Como manifestaron su deseo de ser alimentados con este pan, Jesús les habla abiertamente de una vida sobrenatural, que ellos no pueden conseguir, sino tan sólo aceptar, creyendo en el enviado de Dios. Y se propone como el pan de vida, que quien lo coma no tendrá hambre.
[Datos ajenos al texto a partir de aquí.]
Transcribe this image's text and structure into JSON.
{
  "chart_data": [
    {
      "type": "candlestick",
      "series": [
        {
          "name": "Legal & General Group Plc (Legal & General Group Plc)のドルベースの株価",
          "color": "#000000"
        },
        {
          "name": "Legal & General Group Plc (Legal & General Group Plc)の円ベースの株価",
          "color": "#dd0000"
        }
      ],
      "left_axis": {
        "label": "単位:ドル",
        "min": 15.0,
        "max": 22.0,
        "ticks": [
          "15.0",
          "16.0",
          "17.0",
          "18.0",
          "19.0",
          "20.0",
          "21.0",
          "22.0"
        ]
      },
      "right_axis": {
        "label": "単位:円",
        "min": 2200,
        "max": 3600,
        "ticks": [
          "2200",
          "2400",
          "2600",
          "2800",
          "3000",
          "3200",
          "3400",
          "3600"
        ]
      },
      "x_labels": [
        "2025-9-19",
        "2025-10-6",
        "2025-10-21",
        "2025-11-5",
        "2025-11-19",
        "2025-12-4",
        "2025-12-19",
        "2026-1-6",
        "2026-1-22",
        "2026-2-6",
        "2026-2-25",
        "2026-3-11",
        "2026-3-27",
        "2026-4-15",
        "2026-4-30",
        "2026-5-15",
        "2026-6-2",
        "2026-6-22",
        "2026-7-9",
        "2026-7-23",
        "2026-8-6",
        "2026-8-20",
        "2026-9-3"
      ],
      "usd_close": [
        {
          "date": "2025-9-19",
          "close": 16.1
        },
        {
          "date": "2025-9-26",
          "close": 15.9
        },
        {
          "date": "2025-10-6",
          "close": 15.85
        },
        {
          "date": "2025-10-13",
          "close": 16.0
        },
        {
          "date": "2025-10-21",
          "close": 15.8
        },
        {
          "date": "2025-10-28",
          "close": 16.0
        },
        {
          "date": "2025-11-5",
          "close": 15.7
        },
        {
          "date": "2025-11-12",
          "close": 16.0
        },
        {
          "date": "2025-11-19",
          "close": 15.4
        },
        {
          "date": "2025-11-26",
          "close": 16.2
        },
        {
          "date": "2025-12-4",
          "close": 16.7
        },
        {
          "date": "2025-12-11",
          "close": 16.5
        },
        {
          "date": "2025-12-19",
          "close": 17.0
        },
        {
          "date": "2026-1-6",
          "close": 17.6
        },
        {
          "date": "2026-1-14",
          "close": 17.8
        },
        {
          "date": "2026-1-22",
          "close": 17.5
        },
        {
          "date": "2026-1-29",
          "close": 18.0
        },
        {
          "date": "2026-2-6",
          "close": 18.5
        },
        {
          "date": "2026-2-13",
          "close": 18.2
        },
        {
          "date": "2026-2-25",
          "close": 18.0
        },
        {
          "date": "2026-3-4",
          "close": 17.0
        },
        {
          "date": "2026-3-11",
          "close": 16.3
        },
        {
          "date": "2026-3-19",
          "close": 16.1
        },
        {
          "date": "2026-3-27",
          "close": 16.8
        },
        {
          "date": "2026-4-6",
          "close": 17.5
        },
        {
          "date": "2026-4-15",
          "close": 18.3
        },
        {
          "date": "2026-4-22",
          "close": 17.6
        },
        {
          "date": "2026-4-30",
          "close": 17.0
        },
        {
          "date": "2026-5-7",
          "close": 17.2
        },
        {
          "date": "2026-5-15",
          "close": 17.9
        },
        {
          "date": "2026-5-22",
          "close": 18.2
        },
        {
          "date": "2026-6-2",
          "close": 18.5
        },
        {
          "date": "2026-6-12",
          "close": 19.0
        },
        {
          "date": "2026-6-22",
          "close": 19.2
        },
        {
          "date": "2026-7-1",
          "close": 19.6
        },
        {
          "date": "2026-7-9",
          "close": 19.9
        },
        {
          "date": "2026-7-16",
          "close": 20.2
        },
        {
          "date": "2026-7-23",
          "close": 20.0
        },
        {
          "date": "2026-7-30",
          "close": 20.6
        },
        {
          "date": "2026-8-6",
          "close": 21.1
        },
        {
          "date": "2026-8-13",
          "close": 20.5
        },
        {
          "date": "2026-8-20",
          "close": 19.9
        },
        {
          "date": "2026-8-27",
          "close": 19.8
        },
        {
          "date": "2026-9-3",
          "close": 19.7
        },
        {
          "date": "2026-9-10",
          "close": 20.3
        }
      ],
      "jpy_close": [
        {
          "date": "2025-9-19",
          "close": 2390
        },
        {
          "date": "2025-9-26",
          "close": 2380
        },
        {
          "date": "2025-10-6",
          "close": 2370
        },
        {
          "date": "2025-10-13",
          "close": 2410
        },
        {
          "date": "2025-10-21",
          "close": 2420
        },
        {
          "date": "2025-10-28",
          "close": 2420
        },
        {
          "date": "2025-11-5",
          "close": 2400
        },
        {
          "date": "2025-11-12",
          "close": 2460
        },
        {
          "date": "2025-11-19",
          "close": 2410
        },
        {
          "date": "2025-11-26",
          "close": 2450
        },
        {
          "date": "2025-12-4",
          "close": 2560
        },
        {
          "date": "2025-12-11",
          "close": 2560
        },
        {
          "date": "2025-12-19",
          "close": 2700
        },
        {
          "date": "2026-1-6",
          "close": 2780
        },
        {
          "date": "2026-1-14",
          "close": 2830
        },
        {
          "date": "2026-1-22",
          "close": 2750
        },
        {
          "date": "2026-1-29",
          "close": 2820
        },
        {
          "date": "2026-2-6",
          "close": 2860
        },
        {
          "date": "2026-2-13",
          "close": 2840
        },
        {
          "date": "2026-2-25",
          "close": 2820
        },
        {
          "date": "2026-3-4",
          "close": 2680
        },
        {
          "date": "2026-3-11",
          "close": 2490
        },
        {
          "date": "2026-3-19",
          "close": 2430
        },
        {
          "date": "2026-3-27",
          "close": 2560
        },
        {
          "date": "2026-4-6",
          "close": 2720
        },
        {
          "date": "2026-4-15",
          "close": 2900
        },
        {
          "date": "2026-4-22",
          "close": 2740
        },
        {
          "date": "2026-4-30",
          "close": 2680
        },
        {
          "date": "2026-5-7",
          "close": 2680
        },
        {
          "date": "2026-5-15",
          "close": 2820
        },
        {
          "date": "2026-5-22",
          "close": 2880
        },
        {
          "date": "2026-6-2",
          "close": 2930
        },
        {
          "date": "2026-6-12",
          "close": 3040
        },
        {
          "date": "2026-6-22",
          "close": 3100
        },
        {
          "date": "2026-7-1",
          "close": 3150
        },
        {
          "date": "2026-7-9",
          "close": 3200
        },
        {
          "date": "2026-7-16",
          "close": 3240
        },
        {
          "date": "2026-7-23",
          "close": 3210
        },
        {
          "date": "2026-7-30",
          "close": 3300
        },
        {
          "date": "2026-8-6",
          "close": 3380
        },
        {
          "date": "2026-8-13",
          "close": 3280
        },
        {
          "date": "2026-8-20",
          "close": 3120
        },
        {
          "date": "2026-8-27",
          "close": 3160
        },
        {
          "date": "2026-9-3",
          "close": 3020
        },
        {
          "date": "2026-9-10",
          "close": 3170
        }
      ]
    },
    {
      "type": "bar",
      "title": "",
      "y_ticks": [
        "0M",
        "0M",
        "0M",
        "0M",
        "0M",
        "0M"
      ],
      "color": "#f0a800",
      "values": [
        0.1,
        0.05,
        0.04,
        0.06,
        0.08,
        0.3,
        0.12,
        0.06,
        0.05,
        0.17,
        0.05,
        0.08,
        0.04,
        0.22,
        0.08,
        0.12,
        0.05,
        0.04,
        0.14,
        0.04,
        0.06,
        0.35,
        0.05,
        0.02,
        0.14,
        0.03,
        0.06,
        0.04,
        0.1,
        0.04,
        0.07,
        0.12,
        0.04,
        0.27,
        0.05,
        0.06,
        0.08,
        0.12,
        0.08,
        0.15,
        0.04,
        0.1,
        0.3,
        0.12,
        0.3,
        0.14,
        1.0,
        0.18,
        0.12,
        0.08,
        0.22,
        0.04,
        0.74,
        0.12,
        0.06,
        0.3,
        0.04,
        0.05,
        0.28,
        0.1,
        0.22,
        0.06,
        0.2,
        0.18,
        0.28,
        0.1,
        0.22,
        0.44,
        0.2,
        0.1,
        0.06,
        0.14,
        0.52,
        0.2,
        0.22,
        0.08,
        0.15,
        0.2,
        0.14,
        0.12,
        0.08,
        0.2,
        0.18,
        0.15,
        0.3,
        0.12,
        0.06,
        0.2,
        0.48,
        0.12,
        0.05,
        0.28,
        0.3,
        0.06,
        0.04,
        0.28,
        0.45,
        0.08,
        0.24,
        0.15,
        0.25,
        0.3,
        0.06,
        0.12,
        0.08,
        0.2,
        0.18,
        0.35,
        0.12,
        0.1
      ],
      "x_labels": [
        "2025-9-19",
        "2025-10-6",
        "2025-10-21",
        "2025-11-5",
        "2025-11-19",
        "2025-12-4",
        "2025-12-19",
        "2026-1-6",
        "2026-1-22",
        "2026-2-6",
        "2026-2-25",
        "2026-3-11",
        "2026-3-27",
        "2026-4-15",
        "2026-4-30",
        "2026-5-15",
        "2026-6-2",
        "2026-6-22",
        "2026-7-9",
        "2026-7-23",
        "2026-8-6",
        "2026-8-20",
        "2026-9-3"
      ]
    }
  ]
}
¿A qué vida alude Jesús? A la vida divina de hijos de Dios de la que le decía a Nicodemo que el que no nazca de agua y de Espíritu no puede entrar en el Reino de Dios (Jn 3,5). Es la vida que nos ha sido infundida en el Bautismo por la comunicación del Espíritu Santo por medio del agua; la vida que el Hijo ha recibido del Padre y que es la luz de los hombres (Jn 1,4). Es como un tesoro que llevamos en el vaso frágil de nuestra naturaleza de criaturas y que hemos de cuidar y alimentar, y precisamente el alimento adecuado es el pan de vida, el mismo Hijo, que se nos da en la Eucaristía.
Así es, hermanos, verdaderamente somos hijos de Dios, aunque, al presente, permanezca velada nuestra más valiosa condición. Sabemos que, cuando Él se manifieste, seremos semejantes a Él porque lo veremos tal cual es (1Jn 3,2).
Como hijos de Dios, hechos a su imagen y semejanza, hemos de vivir una vida en justicia y santidad verdaderas, que se corresponde con la bondad con que Dios dotó al hombre al crearlo y hacerlo hijo suyo. Una buena persona cristiana no se comporta de distinta manera que una buena persona no cristiana, lo que las diferencia radica en la motivación de su conducta y el modelo que le sirve de inspiración, conforme a la verdad que hay en Jesús, es decir su persona y su vida ejemplar.